The last thing I’d want you to think about me, as the co-writer of a DC-based blog, is that I am some surly Midwestern grouch with an appetite for nothing but whining. When I am not bitching about bars with no chairs or inappropriate things to sprinkle on comfort food, I manage to find things about this city I really do enjoy. Since it is Friday, and since I am feeling winsome, here is a list of things to adore about Washington, DC.

DC Shoes top


(Editors’ note: Don’t you dare wear this, you ass.)

The People
Sure, complaints about ambitious brown-nosers in ill-fitting grey suits run as freely as water in this town. These allegations are not without basis, especially those leveled against sartorial shluppiness. Still, I would argue that this stereotype emanates mostly from Capitol Hill and indicts Congressional staffers and interns specifically. And, yeah, they can be lame. Anyone who is 22 and so obviously in a position of aspirational power-grubbery is lame. Plus, their suits are often the worst.
But I don’t work on Capitol Hill, and I don’t know many people who do (a quick note to readers who do happen to be Congressional staffers: I totally didn’t mean you. You’re awesome. Plus, whatever, it’s not like you’ve never heard this stuff.) Most of my friends work for non-profit organizations. They are smart. They do interesting things. They don’t have inexplicable moneymaking jobs with names like “consultant,” and they are putting their liberal arts degrees to work. I have never until now been surrounded by so many friends who care about Ukrainian election fraud. I love going to parties and a) realizing that every guest already knows at least three of my friends and b) not feeling pressured to talk about indie bands and the ethics of eating a Dorito.

Big Bear Café
At the risk of sounding like someone who would want to discuss whom exactly you’re exploiting by eating whatever you had for dinner, as well as the finer points of the Decemberists’ career trajectory, I hereby confess that I love wiling away the hours in coffee shops. I spend a few days a week clocking time in wi-fi cafes writing, procrastinating and sucking down iced lattes. I am skittishly anal about my physical orientation, and sitting in a seat I don’t like at a table can ruin my evening. I’ve tried a great many wi-fi coffee shops in DC, and they all have their pluses and minuses. Big Bear Café in Bloomingdale takes away top honors. It is lively enough to be stimulating, but subdued enough to allow me to drift into my work. There is such an aura of community there – strangers share tables to manage to squeeze into the place at peak hours. One such evening I shared a table amidst a poetry slam crowd, which resulted in a new Facebook friendship. The spicy vegan chili is mighty tasty, and I have an easily-skeeved palette.

Happy Hours
Despite the fact that socially-encouraged early-evening boozefests threaten to deplete my bank account, liver efficacy and non-alcohol blood levels, I must admit that I am rather fond of stopping for drinks after work. Although high prices in DC have probably knocked my relative understanding of cost and value out of whack, happy hours allow me to trick myself into believing I am saving money. They also trick me into believing that eating mozzarella sticks for dinner is a good idea.

Lectures
If you prefer to spend your lunch hours listening to PhDs discuss esoteric new research to unwinding with friends in a park or break room, this is the city for you. There is a constant flow of free programs at various organizations, schools, bookstores and restaurants given by very important and brainy people. Hitting a few of these a month will make you feel as if you’re intellectually exerting yourself, and will give you a good topic to steer a conversation toward when you are hanging out with people smarter than you (which, let’s be real, happens a lot in DC…but not as often as you’d think.)
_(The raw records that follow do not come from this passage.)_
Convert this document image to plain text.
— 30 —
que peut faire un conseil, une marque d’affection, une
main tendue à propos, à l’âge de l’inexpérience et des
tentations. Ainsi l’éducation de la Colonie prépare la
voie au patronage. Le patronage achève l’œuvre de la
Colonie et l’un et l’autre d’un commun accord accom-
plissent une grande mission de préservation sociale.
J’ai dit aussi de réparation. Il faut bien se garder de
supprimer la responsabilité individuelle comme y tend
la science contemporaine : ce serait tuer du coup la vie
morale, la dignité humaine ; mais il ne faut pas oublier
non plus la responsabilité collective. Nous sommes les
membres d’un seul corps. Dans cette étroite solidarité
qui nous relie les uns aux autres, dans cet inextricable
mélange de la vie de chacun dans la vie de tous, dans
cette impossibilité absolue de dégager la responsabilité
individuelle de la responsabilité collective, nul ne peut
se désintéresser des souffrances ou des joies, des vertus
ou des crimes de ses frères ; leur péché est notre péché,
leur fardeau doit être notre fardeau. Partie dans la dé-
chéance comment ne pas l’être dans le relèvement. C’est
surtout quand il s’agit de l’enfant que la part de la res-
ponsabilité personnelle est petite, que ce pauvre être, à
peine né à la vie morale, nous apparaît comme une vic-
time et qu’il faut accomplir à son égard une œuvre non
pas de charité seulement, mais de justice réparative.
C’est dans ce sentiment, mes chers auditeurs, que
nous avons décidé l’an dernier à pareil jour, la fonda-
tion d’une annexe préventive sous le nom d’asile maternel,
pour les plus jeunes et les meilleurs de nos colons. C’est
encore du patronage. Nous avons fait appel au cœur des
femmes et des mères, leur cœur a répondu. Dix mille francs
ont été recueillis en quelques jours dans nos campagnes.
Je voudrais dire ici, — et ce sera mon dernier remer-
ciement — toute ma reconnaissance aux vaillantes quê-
– A suspiciously positive Natalie

About Natalie Shure

literature, life and latte lady

2 Responses to “Well-played, DC”

  1. Are you actually Midwestern? Just curious.

    I was a Midwestern transplant in NYC for five years and now I’m back in the Midwest. My best friend lives in DC (great place). She came to visit me recently in my landlocked college town and was not only surprised at how giant our CVSes are (and that they sell an abundance of liquor) but how friendly everyone is. I, too, after a year of living here, still get surprised by the friendliness. It’s hard not to be suspicious when someone chirps out, “Good morning!”

    • Zoe,
      Yes! I (Natalie – there are two blog writers,) am from Chicago and moved to DC last year. I too am dismayed by the lack of booze at CVS – not to mention the fact that booze can only be sold at stores until 10pm or so, and I think the Chicago cut-off is something like 2am. I have been to many a DC party that wilted shortly after 10 because of critical alcohol shortages. The Midwest would simply not let this happen.